“Sorry, didn’t catch that,” Ruby says.

I lift it enough to repeat myself. “Did you know that you can figure out someone is the one without even kissing him?”

I expect her to squeal or congratulate me, but there’s only silence. I pull the pillow off to look at her.

“No,” she says. “You’ve always been right about this one. It’s the kiss. Thatiswhy people write songs about it.”

“Except I haven’t kissed Oliver. But saying I like him is an understatement.”

“That’s big,” Ruby says. “Are you freaked out?”
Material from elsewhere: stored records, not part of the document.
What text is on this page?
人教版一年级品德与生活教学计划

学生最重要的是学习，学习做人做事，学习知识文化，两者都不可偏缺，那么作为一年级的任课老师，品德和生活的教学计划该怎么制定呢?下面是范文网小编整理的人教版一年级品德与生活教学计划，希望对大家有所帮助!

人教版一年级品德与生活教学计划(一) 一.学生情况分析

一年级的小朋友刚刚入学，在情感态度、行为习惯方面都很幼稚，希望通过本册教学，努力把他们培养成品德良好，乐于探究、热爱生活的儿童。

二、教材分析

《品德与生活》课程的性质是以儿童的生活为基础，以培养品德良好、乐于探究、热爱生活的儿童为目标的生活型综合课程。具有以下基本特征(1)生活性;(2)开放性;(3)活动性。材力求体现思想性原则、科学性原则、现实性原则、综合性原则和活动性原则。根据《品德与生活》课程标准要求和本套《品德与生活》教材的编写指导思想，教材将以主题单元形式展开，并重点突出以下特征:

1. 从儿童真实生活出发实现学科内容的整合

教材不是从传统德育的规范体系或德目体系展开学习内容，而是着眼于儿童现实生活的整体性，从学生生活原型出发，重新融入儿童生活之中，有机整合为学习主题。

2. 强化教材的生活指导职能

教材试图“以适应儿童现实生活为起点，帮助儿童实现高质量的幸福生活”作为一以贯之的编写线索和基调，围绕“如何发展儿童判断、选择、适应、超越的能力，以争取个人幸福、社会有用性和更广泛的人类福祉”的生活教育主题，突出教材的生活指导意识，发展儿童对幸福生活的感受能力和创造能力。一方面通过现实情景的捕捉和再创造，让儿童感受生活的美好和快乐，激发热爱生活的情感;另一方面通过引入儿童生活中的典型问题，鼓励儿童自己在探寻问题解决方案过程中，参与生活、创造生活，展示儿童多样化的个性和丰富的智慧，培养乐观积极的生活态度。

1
I consider this before I sit up and look at her. “No. I’ve been running from it for a few weeks.” The day with the focus mitt. That’s when some part of me recognized it, and the rest of me tried to shove the knowing aside. “But I do know, Ruby. What I don’t know is what to do about it. He’s not happy with me right now because I was a jerk this morning.”

“Only this morning?” Ruby asks, innocently.

“Shut up, Ruby-Roo. You don’t know everything.”

“I know how you fix it. Go sit in front of his bedroom door until he talks to you. Then apologize. Works pretty well.” She nudges my foot with hers.

“I know it seems like it would be that easy, but it isn’t. Because I’ll say sorry, and he’ll accept it. We’ll be good again.” I can hear the defeat in my voice.

“But . . . ?”

“But we screwed everything up by getting married. We’re doing that stuck-in-a-cabin-in-a-snowstorm thing, and nothing will ever be real.”

“Explain.”

“Stuck in a cabin,” I repeat. “Like in the Christmas movies when a couple that’s not a couple gets stuck in a cabin, and it forces them to get along, and basic human biology kicks in and their genes are like ‘we are a thing now because of science,’ and they kiss, and after four days they know they love each other, and they get rescued, and the end.”

“I’m with you so far.”

I lean forward and poke the mattress to make my point. “The next hour of that movie is when you see that being snowed in made them develop Stockholm syndrome, and when they’re out there in the real world with other choices, they remember why they didn’t like the other person in the first place. They aren’t in love, they do not run the town apple festival together, and it’s a year in the future, and whichever one is from the big city stays there instead of risking the awkwardness of running into each other in the small town, and too bad for Granny, who doesn’t get to see her city grandkid, and then she dies, and now the city person is coming back to the small town for the funeral.”

“Did Granny die because the grandkid didn’t come see her?” Sami asks from the doorway.

“Probably,” I tell her. “Laugh if you want to, but I snowed in Oliver.”

Sami, half smiling, calls down the stairs. “Ava? Can you come up here? Madison has raised the subject of genes and biology.”

The soft thump of Ava’s footsteps sounds on the stairs. She pauses in the doorway to peer in, then pushes Sami ahead of her, and they climb on my bed.

“Catch me up,” Ava says.

Ruby does, concluding with, “I think Oliver is stranded in a snowstorm?”

“Let the metaphor specialist handle this,” Sami says. “Oliver is into you, Madi.”

“It’s all over his face,” Ava agrees. “That’s a scientific observation because I’m a scientist, so you can’t argue.”

“Dude’s got it bad,” Joey agrees from the doorway.

“Go away, Joey,” Ruby tells her brother.

Ava sighs but nods. “How about you go collect a droplet of standing water? I’ll look at it with you when we’re done.”

Joey snorts and disappears, goes down a couple of stairs, pauses, and comes back up. “Do I use a dropper for that?”

“Yes, honey,” Ava says, and Joey disappears again.